Zum anderen sollen in den Jahren 2017 und 2018 IT-Spezialisten im Auftrag des Angeschuldigten eine Software für betrügerisches Cybertrading mit dem Namen PumaTS entwickelt haben. Der Angeschuldigte soll diese Software zunächst in seinem eigenen Callcenter eingesetzt und sie im Anschluss zusammen mit ca. 15-20 Mitarbeitern von Mai 2019 bis zu der Durchsuchung im November 2022 von Tiflis (Georgien) aus vertrieben haben. Auf der Basis dieser Software sollen von den Kunden knapp 400 Betrugsplattformen betrieben worden sein. Dabei soll der Angeschuldigte betrügerischen Callcentern auch weitere Dienstleistungen zur Verfügung gestellt haben, z.B. indem er ihnen bei der Errichtung von Scheinfirmen half. Der Angeschuldigte soll so dazu beigetragen haben, dass 540 Personen aus dem deutschsprachigen Raum in Höhe von insgesamt ca. 44 Millionen Euro geschädigt wurden. Ein Geschädigter aus Österreich verlor binnen eines Zeitraums von sieben Monaten allein auf der Fake-Investmentseite „CryptoKartal“ einen Betrag von mehr als 11 Millionen EUR. Der Dunkelfeldschaden ist aber auch hier um ein Vielfaches höher. Die sichergestellten Buchführungsunterlagen legen schon für den Zeitraum von Februar 2019 bis Dezember 2020 einen weltweiten Gesamtschaden in Höhe von zumindest rund 130 Millionen Euro nahe.
Insgesamt wird dem Angeschuldigten von der Zentralstelle Cybercrime Bayern mithin ein durch Strafanzeigen belegter Schaden in Höhe von rund 52 Mio.
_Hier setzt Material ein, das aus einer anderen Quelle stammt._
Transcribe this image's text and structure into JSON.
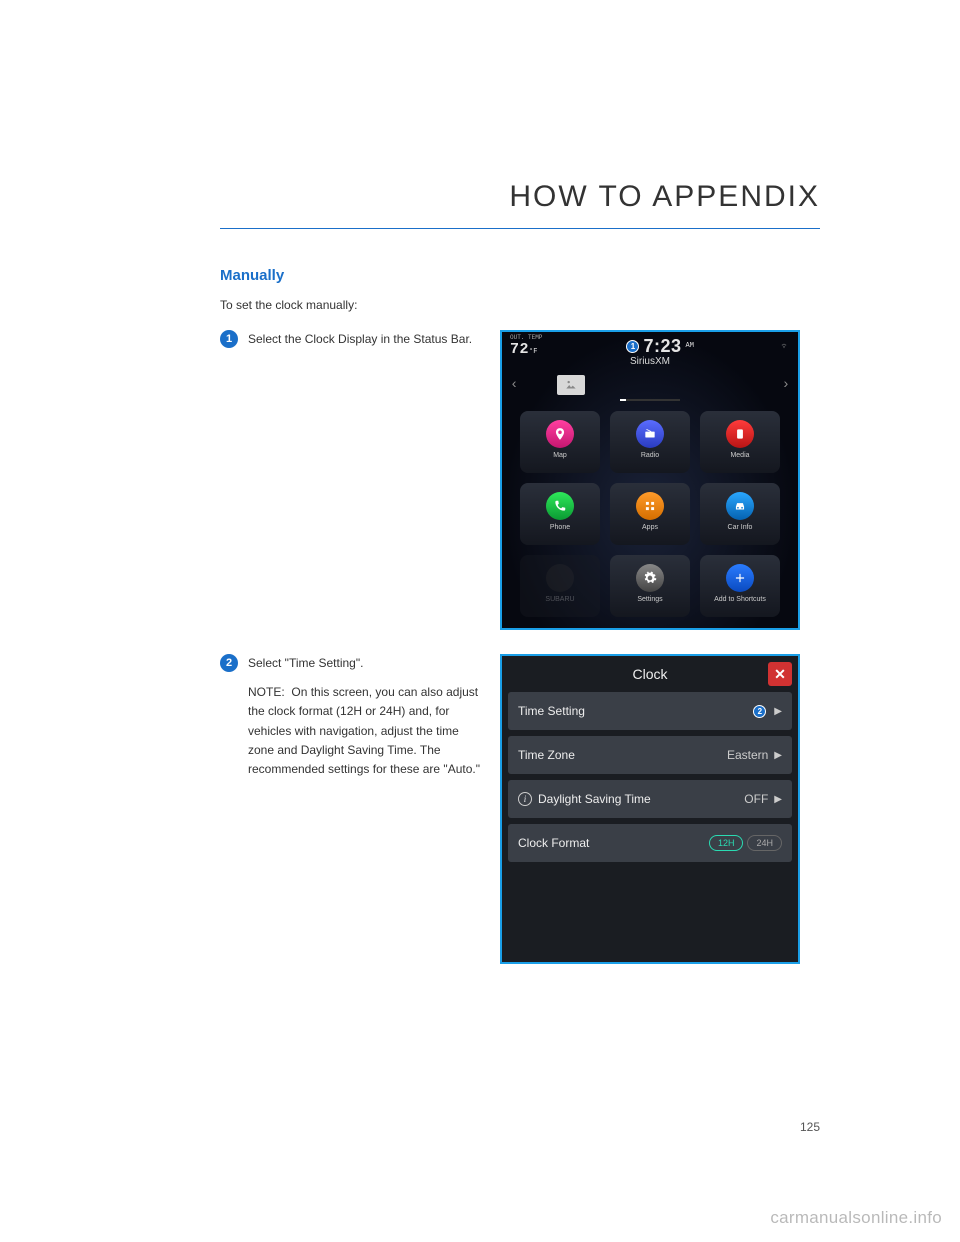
{
  "chapter": "HOW TO APPENDIX",
  "section_title": "Manually",
  "intro": "To set the clock manually:",
  "steps": [
    {
      "num": "1",
      "text": "Select the Clock Display in the Status Bar."
    },
    {
      "num": "2",
      "text": "Select \"Time Setting\".",
      "note_label": "NOTE:",
      "note": "On this screen, you can also adjust the clock format (12H or 24H) and, for vehicles with navigation, adjust the time zone and Daylight Saving Time. The recommended settings for these are \"Auto.\""
    }
  ],
  "screenshot1": {
    "out_temp_label": "OUT. TEMP",
    "temp": "72",
    "temp_unit": "°F",
    "time": "7:23",
    "ampm": "AM",
    "callout": "1",
    "source": "SiriusXM",
    "apps": {
      "map": "Map",
      "radio": "Radio",
      "media": "Media",
      "phone": "Phone",
      "apps": "Apps",
      "car_info": "Car Info",
      "subaru": "SUBARU",
      "settings": "Settings",
      "shortcuts": "Add to Shortcuts"
    }
  },
  "screenshot2": {
    "title": "Clock",
    "callout": "2",
    "rows": {
      "time_setting": "Time Setting",
      "time_zone": "Time Zone",
      "time_zone_value": "Eastern",
      "dst": "Daylight Saving Time",
      "dst_value": "OFF",
      "clock_format": "Clock Format",
      "format_12": "12H",
      "format_24": "24H"
    }
  },
  "page_number": "125",
  "watermark": "carmanualsonline.info"
}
EUR und ein weltweiter „Dunkelfeldschaden“ in Höhe von zumindest etwa 180 Millionen EUR zur Last gelegt. Dabei sollen ihm selbst ca. 29 Millionen Euro zugeflossen sein. Er muss sich nun wegen gewerbs- und bandenmäßigen Betrugs in zwei Fällen verantworten. Das Gesetz sieht hierfür jeweils eine Freiheitsstrafe zwischen einem und zehn Jahren vor.
Gegen weitere Mitglieder der Tätergruppierung dauern die Ermittlungen der Zentralstelle Cybercrime Bayern und der Kriminalpolizeiinspektion mit Zentralaufgaben Oberfranken an. Mehrere Tatbeteiligte befinden sich in Untersuchungshaft. Im Dezember 2025 wurde eine Führungsperson aus einem nordmazedonischen Callcenter der Milton Group zu einer Freiheitsstrafe von 4 Jahren rechtskräftig verurteilt.